Forecasting in the Power BI desktop
Now as the line chart is ready we need to create a Forecast for future time points. In “Visualizations
” pane, under “Analytics
” you can get the option for “Forecast
“. But unless your data has at least 60-time points the option will not be available.
Go with the default values of Forecast and click apply. Now forecast for 10 future time points is produced. As in my case each year is individual time point, so forecast for next 10 years will be produced.
The confidence interval is 95% by default. In layman language, out of 100 times the experiment conducted, 95 times the forecast will lie within the interval shown around the forecast values.
But you can see the forecast produced, does not appear to be very realistic. It has no similarity with the historical trend. So, something is wrong here. The seasonality is left to be selected automatically which is not working in the present case.
Seasonality in Forecasting
We need to provide appropriate value to the “Seasonality
“. This parameter is the most important in the case of forecasting. So let’s try to adjust these value to get the most accurate result.
Seasonality in time series forecasting refers to a time period during which the data shows some regular and predictable changes. This period may be weeks, months or years with a cyclic pattern.
This cycle we can identify from the line chart we created. If we closely analyze the line chart and zoom it a little, we can notice the line repeats a pattern every 5-6 years period.
So, I will try to create the forecast with seasonality values close to 5 time points.
Checking accuracy of the forecast
To check the performance of the forecast, the forecast tool of the Power BI desktop has one feature “Ignore last”. It simply help us to produce the forecast leaving the last few points as mentioned in this field.

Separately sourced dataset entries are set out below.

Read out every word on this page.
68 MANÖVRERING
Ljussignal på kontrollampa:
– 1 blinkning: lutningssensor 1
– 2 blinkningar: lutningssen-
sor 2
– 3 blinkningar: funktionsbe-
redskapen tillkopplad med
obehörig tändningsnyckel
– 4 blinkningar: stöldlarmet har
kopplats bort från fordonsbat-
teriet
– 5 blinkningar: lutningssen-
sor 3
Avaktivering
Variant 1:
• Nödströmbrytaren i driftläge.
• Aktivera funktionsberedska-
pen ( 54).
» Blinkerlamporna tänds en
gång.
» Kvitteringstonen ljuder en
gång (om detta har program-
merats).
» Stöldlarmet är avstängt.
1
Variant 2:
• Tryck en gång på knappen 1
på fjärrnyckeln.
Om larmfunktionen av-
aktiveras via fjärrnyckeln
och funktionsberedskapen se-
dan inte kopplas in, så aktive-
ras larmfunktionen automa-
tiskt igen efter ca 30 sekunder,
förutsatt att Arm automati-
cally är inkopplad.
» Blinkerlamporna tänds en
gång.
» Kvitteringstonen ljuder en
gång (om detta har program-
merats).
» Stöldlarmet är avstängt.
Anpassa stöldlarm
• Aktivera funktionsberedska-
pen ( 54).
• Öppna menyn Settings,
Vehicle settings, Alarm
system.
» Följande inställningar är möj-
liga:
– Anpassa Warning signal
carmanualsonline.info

Which means, for this many time period we have both the observed as well as forecast values. Thus we can compare how precise the forecast is.
If we take seasonality of 4 and 6 time points, the forecast has big differences with the observed ones. See the below images. For example, for the year 2011, the actual rainfall is 2418.70mm and the forecast is 2733.56mm.

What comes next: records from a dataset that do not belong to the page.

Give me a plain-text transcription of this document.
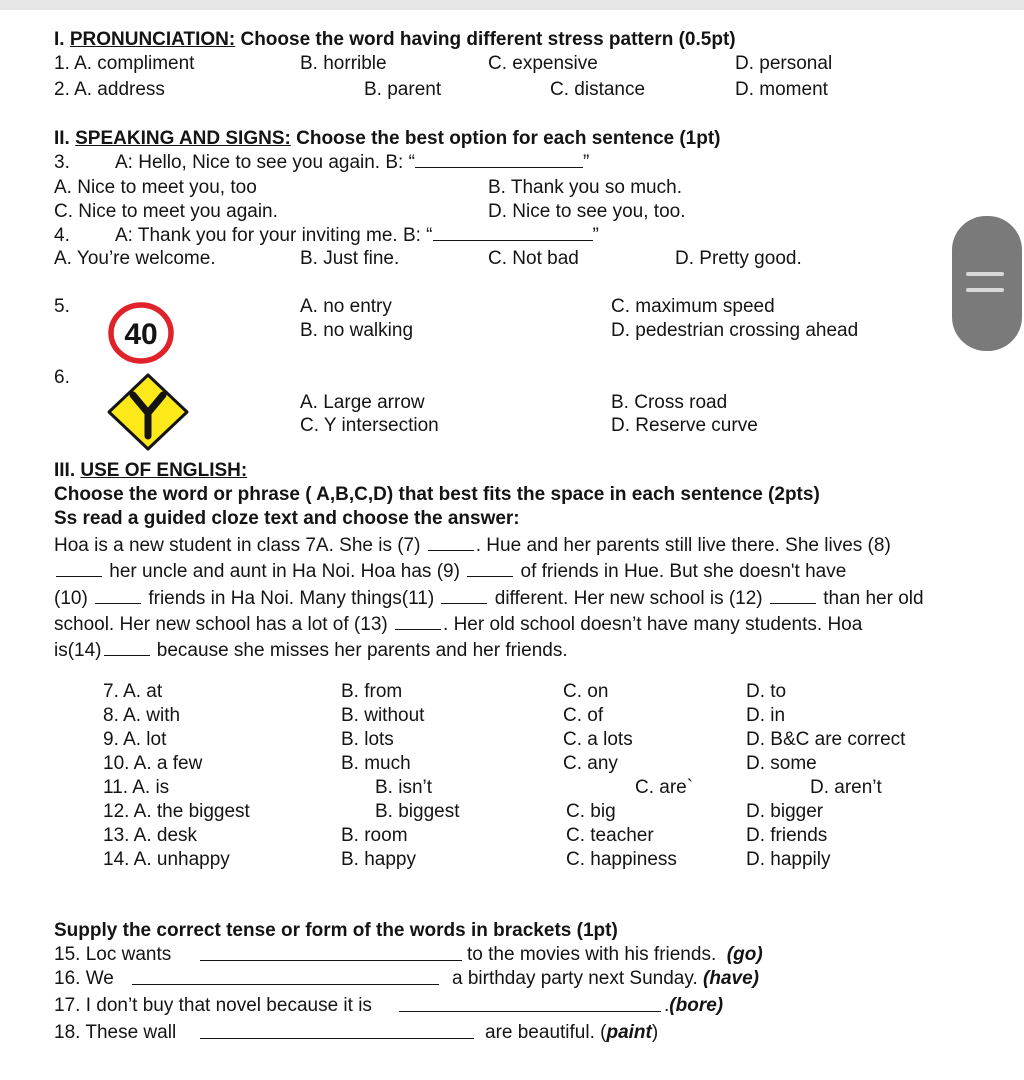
I. PRONUNCIATION: Choose the word having different stress pattern (0.5pt)
1. A. compliment	B. horrible	C. expensive	D. personal
2. A. address	B. parent	C. distance	D. moment
II. SPEAKING AND SIGNS: Choose the best option for each sentence (1pt)
3. A: Hello, Nice to see you again. B: “	”
A. Nice to meet you, too	B. Thank you so much.
C. Nice to meet you again.	D. Nice to see you, too.
4. A: Thank you for your inviting me. B: “	”
A. You’re welcome.	B. Just fine.	C. Not bad	D. Pretty good.
5.
40
A. no entry	C. maximum speed
B. no walking	D. pedestrian crossing ahead
6.
A. Large arrow	B. Cross road
C. Y intersection	D. Reserve curve
III. USE OF ENGLISH:
Choose the word or phrase ( A,B,C,D) that best fits the space in each sentence (2pts)
Ss read a guided cloze text and choose the answer:
Hoa is a new student in class 7A. She is (7)	. Hue and her parents still live there. She lives (8)
her uncle and aunt in Ha Noi. Hoa has (9)	of friends in Hue. But she doesn't have
(10)	friends in Ha Noi. Many things(11)	different. Her new school is (12)	than her old
school. Her new school has a lot of (13)	. Her old school doesn’t have many students. Hoa
is(14)	because she misses her parents and her friends.
7. A. at	B. from	C. on	D. to
8. A. with	B. without	C. of	D. in
9. A. lot	B. lots	C. a lots	D. B&C are correct
10. A. a few	B. much	C. any	D. some
11. A. is	B. isn’t	C. are`	D. aren’t
12. A. the biggest	B. biggest	C. big	D. bigger
13. A. desk	B. room	C. teacher	D. friends
14. A. unhappy	B. happy	C. happiness	D. happily
Supply the correct tense or form of the words in brackets (1pt)
15. Loc wants	to the movies with his friends. (go)
16. We	a birthday party next Sunday. (have)
17. I don’t buy that novel because it is	.(bore)
18. These wall	are beautiful. (paint)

Again if we set seasonality as 6, again the forecast is very different from the original value.
But if we provide seasonality as 5 we achieve the best forecast with the closest values to the original rainfall. If we again take the example of the year 2011, with seasonality as 6 time points, the rain forecast is 2337.89mm.
The “Format” option allows us to change the style of the forecast report generated. We can change the confidence interval pattern, line pattern and colour etc.